La familia evoluciona cuando dejamos de culpar y empezamos a reinterpretar.
In the family business, conflicts are inevitable… but their impact depends on how we interpret them. Reframing does not erase the facts: it changes the perspective, organizes the emotions and opens paths where before there was only tension.
Why reframing is vital in the family business?
In the family business, conflicts not only affect results: they affect identity, history and ties. Therefore, when a misunderstanding arises, we usually react from emotion and not from strategy.
Reframing—or reframing—is the tool that allows a business family to stop fighting against its shadows and begin to walk towards its possibilities.
Steps
1. Pause: stop automatic reaction
Before interpreting the situation from anger or habit, stop.
Pause is not weakness; It is emotional leadership.
In business families, where the issues are sensitive, this pause avoids unnecessary hurt.
2. Separate fact from emotion
Made: “My dad doesn’t delegate.”
Emotion: frustration, tiredness, helplessness.
When you mix both, you react.
When you separate them, you understand.
3. Question: what other explanation is possible?
The reframing comes from questioning the first reading.
In the family business, there are almost always deeper reasons:
- fear of losing control,
- need to protect the legacy,
- lack of communication,
- unspoken expectations.
Continue reading: When the mathematics of the family business does not add (or multiply)
4. Reframe: Change the meaning, not the facts
Example: “My dad doesn’t delegate” → “He wants to ensure that the replacement is ready and I have not yet shown him enough evidence.”
“My sister questions me” → “He is putting pressure on me to improve the decision, not to overrule me.”
This change does not justify negative behaviors; it simply opens a door to act more intelligently.
5. Act from a new perspective
With reframing, you no longer respond from pride or impulse, but from a strategy:
- propose processes,
- request formal meetings,
- document achievements,
- share ideas without assuming negative intentions,
- build clear agreements.
The impact is immediate: the conversation changes tone and bonds are strengthened.
6. Reframing as culture
It is not enough to apply it in a crisis; You have to make it a habit.
Families that practice it:
- reduce tensions,
- accelerate decisions,
- and strengthen trust.
Because the true power of reframing is not in resolving a conflict, but in preventing it from becoming a rupture.
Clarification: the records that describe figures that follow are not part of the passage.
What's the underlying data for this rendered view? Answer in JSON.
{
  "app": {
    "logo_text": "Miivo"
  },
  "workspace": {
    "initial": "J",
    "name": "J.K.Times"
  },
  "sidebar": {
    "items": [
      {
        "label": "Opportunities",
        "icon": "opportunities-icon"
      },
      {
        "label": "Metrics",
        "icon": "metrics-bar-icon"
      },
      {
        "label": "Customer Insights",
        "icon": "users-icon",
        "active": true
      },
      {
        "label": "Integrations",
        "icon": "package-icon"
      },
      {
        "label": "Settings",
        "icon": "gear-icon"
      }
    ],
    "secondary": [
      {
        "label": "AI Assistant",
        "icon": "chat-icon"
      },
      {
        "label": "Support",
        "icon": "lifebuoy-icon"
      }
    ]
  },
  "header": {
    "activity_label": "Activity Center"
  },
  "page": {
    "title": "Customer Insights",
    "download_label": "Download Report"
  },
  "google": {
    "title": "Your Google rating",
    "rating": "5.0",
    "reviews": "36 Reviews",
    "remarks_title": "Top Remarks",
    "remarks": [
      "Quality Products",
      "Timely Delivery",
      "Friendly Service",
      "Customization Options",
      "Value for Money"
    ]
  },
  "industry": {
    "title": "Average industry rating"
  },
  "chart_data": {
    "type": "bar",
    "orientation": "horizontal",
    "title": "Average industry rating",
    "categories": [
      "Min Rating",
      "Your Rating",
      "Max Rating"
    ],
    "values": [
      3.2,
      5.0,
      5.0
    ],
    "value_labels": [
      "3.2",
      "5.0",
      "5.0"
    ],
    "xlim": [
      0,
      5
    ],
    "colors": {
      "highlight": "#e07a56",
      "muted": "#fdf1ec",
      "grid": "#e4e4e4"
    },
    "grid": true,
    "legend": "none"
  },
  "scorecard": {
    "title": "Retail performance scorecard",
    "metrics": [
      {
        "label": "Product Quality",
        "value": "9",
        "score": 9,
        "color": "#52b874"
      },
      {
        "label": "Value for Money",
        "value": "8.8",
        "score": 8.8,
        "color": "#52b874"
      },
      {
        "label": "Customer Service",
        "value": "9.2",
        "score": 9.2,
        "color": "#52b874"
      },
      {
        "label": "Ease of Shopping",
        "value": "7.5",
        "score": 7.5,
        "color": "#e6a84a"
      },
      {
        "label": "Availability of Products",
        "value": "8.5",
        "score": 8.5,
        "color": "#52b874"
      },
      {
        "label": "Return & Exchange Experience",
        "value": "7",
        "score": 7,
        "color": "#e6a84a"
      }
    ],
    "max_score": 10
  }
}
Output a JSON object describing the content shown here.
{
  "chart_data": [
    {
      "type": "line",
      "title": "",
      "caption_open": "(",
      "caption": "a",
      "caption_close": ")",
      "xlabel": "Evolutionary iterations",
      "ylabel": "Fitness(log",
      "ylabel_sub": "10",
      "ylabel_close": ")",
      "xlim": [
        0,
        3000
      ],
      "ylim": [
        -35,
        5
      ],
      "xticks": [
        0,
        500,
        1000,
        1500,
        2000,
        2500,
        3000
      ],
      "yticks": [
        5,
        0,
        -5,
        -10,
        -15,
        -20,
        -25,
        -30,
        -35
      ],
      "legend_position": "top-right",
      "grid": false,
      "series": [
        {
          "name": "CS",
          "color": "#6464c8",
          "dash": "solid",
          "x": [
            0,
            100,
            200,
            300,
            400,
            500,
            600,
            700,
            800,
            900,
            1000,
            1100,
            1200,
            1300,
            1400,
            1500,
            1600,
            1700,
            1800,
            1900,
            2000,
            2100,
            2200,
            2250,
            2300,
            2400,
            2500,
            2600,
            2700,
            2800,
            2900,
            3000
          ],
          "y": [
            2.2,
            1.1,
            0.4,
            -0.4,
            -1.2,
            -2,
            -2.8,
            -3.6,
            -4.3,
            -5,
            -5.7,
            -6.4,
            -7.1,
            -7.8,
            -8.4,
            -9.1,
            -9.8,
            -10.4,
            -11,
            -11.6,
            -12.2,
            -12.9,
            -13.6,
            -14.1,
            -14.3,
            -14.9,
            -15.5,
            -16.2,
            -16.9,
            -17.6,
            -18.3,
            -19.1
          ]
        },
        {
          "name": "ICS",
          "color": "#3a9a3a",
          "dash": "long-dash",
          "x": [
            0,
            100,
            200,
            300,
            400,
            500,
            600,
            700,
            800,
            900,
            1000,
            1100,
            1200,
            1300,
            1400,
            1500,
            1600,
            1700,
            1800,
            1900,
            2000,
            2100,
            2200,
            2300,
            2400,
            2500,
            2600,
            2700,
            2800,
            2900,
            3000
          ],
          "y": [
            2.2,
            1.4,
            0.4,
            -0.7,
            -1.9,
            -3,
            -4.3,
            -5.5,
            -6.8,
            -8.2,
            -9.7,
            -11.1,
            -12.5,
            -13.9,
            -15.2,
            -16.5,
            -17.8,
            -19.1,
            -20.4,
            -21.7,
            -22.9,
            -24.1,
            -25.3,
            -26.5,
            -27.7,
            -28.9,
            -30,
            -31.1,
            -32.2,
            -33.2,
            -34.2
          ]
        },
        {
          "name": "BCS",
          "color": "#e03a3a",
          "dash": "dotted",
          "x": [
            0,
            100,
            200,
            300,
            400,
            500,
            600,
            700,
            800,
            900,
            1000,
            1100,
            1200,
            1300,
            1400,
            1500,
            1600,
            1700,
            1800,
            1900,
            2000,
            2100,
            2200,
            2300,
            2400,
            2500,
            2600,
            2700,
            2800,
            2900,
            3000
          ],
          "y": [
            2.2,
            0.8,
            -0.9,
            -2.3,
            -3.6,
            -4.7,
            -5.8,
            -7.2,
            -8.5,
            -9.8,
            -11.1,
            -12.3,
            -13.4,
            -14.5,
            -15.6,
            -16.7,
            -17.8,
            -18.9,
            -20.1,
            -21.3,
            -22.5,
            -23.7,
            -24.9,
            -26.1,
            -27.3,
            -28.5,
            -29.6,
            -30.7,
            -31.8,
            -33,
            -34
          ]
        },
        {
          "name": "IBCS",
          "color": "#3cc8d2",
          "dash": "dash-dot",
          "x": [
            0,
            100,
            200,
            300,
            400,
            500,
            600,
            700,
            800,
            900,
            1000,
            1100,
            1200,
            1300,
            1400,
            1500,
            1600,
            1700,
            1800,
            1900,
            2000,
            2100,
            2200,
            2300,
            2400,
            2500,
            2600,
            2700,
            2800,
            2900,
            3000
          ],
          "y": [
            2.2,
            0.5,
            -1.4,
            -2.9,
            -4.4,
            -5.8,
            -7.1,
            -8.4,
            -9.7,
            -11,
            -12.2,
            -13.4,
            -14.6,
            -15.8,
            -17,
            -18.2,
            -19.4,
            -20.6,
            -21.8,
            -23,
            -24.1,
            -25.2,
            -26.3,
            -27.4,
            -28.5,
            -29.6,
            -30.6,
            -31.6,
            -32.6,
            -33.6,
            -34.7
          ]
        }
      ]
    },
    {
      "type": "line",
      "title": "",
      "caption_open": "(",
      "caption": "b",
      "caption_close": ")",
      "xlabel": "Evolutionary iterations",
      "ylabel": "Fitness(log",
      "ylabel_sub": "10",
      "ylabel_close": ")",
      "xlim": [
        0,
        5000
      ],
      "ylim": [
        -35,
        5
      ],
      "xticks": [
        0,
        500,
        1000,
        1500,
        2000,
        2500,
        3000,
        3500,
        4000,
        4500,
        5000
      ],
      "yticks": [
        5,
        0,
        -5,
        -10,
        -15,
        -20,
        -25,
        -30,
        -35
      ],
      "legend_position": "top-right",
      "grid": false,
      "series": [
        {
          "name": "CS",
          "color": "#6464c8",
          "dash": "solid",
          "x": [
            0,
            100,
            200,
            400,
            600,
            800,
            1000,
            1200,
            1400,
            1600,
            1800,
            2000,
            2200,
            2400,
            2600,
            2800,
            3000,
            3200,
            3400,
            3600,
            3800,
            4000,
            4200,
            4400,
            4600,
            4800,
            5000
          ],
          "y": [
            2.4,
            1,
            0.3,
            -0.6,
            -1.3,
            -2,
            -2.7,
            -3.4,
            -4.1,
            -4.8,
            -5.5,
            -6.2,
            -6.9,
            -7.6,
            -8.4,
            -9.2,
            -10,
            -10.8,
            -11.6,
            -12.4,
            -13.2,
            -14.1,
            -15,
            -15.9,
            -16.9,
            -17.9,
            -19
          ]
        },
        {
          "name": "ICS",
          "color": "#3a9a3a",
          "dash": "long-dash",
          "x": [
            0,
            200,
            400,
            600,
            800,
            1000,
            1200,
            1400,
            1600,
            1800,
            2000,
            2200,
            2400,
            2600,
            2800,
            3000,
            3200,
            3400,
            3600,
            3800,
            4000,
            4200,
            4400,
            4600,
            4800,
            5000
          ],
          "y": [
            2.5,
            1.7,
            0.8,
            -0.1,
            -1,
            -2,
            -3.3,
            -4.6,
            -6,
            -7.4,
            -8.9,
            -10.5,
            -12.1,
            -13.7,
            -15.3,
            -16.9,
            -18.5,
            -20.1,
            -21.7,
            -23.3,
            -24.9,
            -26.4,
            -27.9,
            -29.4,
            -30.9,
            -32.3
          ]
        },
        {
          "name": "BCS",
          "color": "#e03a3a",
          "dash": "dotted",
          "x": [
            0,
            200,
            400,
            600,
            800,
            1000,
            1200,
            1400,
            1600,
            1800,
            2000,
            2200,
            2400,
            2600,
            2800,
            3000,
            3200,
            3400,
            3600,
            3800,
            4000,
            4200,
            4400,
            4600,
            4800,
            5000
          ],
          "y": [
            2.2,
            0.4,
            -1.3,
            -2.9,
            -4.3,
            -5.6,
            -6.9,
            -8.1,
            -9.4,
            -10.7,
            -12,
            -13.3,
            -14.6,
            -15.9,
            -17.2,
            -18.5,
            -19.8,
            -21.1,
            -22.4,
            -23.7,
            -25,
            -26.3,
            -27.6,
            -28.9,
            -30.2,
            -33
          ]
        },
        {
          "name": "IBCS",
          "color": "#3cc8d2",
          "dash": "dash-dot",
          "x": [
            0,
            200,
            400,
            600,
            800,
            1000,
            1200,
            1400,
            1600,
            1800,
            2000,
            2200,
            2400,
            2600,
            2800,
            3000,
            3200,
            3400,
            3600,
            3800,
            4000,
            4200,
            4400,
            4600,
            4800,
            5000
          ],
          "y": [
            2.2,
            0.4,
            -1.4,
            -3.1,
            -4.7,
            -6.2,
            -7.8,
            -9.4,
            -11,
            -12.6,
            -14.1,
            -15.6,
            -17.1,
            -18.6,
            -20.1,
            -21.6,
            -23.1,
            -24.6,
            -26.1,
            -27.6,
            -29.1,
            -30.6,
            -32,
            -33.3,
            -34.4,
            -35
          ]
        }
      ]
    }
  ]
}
The Ramírez family, owner of an agricultural company, lived in constant conflict: the
founder criticized every decision of his children.
They interpreted it as a lack of confidence.
An outside advisor helped them reframe: “It’s not distrust; it’s fear of losing the legacy he built.”
With that new perspective, the children stopped fighting and began to show concrete results.
The father, upon seeing evidence, gave way.
The conflict did not disappear, but it was transformed into dialogue.
The family business does not grow by avoiding conflicts, but by transforming the way we mean them.
Reframing does not erase history or friction: it orders them, redefines them, and turns them into opportunities for maturity.
In the end, the key is not to change the family, but to change where we look at it from…because when the look changes, everything else changes.
“If you change the way you look at things, the things you look at change.” Wayne Dyer
What conflict in your family business needs a new meaning to become an opportunity?
About the author:
Twitter: @mariorizofiscal
The opinions expressed are solely the responsibility of their authors and are completely independent of the position and editorial line of Forbes Mexico.